L’ex-Premier ministre explique que les tentatives d’influence sont orchestrées par des menaces et des offres d’avantages. « On peut vous promettre de vous maintenir au pouvoir si vous dirigez dans un sens. On peut vous menacer de vous destituer également. Un soir, je suis allé me coucher en pensant que je me réveillerais en président de la République le lendemain. On m’avait offert le poste de Président. Il y a eu un communiqué signé des Présidents des deux Chambres, Cholzer Chancy et Ronald Larèche, déclarant que le mandat du Président avait terminé et que j’étais dorénavant en charge de l’exécutif.

Il s’agissait d’un document officiel. A l’époque, le pays avait la chance d’être dirigé par deux responsables qui n’avaient pas d’ambitions de pouvoir. Je n’ai pas accepté parce que je savais que cela n’allait rien apporter au pays. De plus, en acceptant ce poste, je serais sorti immédiatement de l’engagement que j’avais pris devant le Parlement. Cela ne m’aurait rien rapporté de parvenir à la présidence à tout prix », a-t-il rapporté. Dans son entrevue avec le journal, il a rappelé que ce document avait constaté la fin du mandat de Jocelerme Privert et exigé l’application de la Constitution selon laquelle le PM devrait assurer le pouvoir exécutif. « Le document avait été publié dans la presse », a-t-il fait remarquer.

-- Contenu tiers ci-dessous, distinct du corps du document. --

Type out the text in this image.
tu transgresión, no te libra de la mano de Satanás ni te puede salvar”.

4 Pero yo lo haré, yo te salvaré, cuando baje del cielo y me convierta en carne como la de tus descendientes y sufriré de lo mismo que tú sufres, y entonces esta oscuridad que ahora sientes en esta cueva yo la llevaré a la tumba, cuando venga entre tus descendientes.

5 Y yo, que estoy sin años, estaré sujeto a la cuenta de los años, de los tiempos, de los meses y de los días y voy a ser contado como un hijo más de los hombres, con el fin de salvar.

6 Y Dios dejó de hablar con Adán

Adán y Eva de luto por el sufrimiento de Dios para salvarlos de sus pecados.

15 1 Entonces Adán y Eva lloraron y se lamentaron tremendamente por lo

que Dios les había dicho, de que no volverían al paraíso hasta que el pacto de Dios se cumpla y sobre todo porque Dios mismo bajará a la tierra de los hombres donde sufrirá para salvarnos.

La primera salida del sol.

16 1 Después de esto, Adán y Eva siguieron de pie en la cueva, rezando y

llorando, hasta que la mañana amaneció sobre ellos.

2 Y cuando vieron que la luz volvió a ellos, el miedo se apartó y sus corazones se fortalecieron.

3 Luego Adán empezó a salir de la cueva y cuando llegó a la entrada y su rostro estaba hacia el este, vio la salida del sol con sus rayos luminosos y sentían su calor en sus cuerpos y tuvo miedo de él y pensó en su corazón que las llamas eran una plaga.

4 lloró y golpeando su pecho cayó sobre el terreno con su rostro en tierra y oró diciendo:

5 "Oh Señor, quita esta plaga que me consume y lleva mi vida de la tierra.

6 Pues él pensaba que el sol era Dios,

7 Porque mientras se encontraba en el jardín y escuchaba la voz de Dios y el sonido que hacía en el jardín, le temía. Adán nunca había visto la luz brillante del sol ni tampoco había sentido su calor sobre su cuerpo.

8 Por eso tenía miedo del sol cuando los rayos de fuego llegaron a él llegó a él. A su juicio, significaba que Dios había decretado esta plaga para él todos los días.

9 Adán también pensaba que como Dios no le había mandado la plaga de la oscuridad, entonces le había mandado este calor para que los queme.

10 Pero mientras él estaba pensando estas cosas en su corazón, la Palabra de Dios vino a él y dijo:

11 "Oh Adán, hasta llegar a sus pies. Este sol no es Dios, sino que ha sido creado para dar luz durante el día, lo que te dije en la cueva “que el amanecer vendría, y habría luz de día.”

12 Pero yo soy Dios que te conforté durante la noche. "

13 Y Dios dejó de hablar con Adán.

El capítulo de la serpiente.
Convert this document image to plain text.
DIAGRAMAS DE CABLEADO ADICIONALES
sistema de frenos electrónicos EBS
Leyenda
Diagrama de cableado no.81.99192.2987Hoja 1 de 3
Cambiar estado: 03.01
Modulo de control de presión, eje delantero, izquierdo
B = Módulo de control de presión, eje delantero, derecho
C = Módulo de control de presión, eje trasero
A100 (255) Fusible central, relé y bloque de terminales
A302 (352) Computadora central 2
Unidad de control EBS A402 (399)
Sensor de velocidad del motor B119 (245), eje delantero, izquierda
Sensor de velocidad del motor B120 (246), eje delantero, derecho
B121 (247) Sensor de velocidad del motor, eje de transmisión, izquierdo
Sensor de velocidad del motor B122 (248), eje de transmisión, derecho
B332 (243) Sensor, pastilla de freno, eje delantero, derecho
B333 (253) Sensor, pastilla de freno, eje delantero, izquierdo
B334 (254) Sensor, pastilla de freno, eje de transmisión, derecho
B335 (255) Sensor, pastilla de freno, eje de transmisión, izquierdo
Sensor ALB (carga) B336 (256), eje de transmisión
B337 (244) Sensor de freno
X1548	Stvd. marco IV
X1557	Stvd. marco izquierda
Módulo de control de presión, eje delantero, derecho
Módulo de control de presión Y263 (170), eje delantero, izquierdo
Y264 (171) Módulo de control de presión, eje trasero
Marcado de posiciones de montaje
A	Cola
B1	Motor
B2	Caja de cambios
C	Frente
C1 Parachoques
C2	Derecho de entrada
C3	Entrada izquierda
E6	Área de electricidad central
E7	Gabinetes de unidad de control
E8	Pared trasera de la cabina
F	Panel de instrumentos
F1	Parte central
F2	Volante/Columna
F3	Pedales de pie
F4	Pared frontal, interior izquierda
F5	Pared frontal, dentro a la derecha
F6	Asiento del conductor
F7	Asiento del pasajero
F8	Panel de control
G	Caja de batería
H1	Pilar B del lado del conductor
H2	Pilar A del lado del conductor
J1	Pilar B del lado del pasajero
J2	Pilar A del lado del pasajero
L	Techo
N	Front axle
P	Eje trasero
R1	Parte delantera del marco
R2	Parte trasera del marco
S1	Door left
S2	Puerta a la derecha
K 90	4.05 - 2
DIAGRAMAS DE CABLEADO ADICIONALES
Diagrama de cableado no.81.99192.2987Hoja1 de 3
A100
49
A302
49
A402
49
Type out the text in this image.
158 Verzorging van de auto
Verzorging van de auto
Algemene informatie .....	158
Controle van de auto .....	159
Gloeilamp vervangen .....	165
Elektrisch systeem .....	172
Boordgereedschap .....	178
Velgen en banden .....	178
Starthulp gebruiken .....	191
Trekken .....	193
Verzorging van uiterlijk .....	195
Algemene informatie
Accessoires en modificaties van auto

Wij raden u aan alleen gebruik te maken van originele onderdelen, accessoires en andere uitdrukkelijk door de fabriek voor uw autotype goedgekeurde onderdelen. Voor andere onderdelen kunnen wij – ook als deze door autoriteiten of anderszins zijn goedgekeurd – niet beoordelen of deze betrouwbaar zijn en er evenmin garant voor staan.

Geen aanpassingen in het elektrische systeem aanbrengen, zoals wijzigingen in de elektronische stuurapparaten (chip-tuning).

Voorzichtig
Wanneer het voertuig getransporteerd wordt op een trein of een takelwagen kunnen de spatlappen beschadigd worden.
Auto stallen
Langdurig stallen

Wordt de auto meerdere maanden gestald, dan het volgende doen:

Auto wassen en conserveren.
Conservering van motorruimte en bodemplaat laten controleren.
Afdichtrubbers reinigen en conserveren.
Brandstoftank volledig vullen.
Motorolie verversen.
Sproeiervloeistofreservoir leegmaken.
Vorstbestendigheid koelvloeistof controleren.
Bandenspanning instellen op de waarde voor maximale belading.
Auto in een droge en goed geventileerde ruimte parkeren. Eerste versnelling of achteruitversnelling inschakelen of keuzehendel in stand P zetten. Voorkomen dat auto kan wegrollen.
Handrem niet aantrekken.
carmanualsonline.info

L’ex-PM a expliqué que les tentatives d’influences venaient des parlementaires, du secteur privé, de syndicats, de partis politiques, de la communauté internationale, entre autres. « Il y a des tentatives directes, il y en a qui étaient voilées », a-t-il confié au journal. Il a affirmé n’avoir jamais cédé aux pressions. « J’ai pris la précaution de me conformer à la loi. J’avais fait en sorte que je ne sois impliqué dans aucun dossier qu’on pourrait utiliser pour ternir mon image. Je me suis assuré de remplir dans le cadre de la loi la mission qui m’a été confiée », a-t-il dit. Selon lui, ces tentatives d’influence étaient orchestrées dans le but de semer la discorde entre lui et le président Privert. « Il y a avait une situation particulière où il était facile de faire miroiter la prise du pouvoir. Il avait des gens pour qui le mandat du président était arrivé à terme et un autre groupe qui pensait que le mandat devait se poursuivre. Si j’avais prêté attention aux choses qu’on faisait miroité mes yeux, cela pourrait m’amener à exercer le pouvoir exécutif. À ce moment, cela nous amènerait à une situation que jusqu’à aujourd’hui je n’arriverais pas à déterminer », a expliqué Jean-Charles.
L’ancien Premier ministre souligne avoir conservé de très bonnes relations avec le président Jocelerme Privert. « Cela pourrait arriver avec tous les autres présidents de la République que j’aurais eus comme collaborateurs. Il faut que l’on soit capable de cela pour le bien du pays. Il ne faut pas qu’on laisse les ambitions personnelles pour l’exercice du pouvoir déterminer les décisions que nous devons prendre », a-t-il précisé.